On Saturday at the annual NBA Africa luncheon which takes place over NBA All-Star Weekend, NBA commissioner Adam Silver and International Basketball Federation (Fiba) secretary general Andreas Zagklis officially announced the two organisations’ plan to launch the Basketball African League (BAL).
The new professional league will feature 12 club teams from all over Africa, building on current Fiba-organised club competitions. The NBA and Fiba will conduct qualification tournaments later this year to identify the 12 teams that will represent the participating African countries, which will include Angola, Egypt, Kenya, Morocco, Nigeria, Rwanda, Senegal, South Africa and Tunisia. No more than two teams from each country are allowed to qualify.
In August 2018 the Mail & Guardian reported that the NBA had plans to grow its reach on the African continent. Speaking at a closed media roundtable discussion in Johannesburg ahead of the annual NBA Africa Game last year, Silver had hinted at a pan-African basketball league in the future: “The arena infrastructure is not yet in place, I think, to support a fully fledged league, but I think, as we look out over the next decade in Africa and we look at the economic development, the number of strong economies, the enormous interest in basketball, we think there is a real opportunity to do something like that.”
The two organisations have additional plans to contribute financially as well as with other resources towards the development of basketball in Africa, including training for players, coaches and referees as well as infrastructure development.
“The Basketball Africa League is an important next step in our continued development of the game of basketball in Africa,” said Silver, who has oft noted growing African representation in the NBA. “Combined with our other programs on the continent, we are committed to using basketball as an economic engine to create new opportunities in sports, media and technology across Africa”
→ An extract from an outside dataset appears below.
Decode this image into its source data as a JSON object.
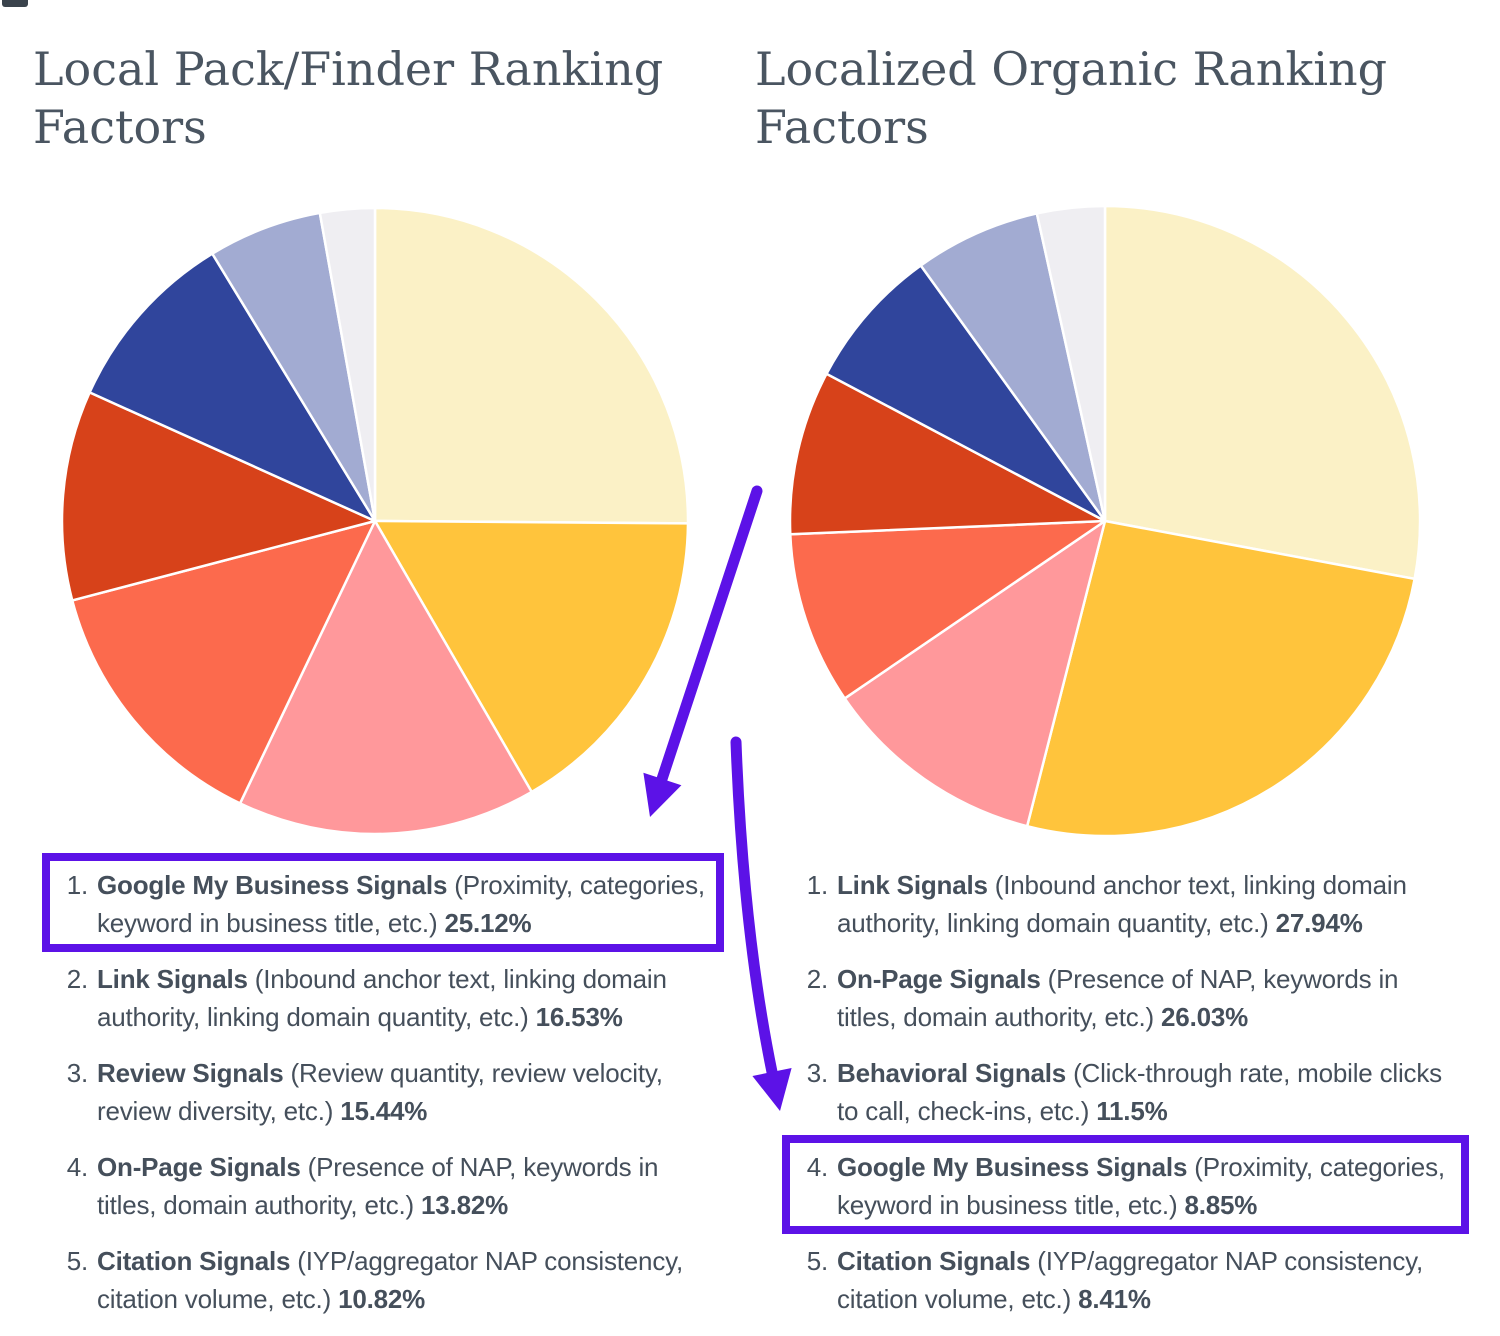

With South Africa’s Basketball National League being a sorry excuse for a professional league and missing Basketball South Africa millions as well as being ranked well outside the top 100 in the world, South Africa has little chance of being part of the BAL in 2020.
But as NBA vice president and managing director of NBA Africa Amadou Gallo-Fall explains, South Africa, which has been the home of all three NBA Africa Games, could end up hosting one of the franchises because of the serious arena infrastructure challenges faced by many African nations.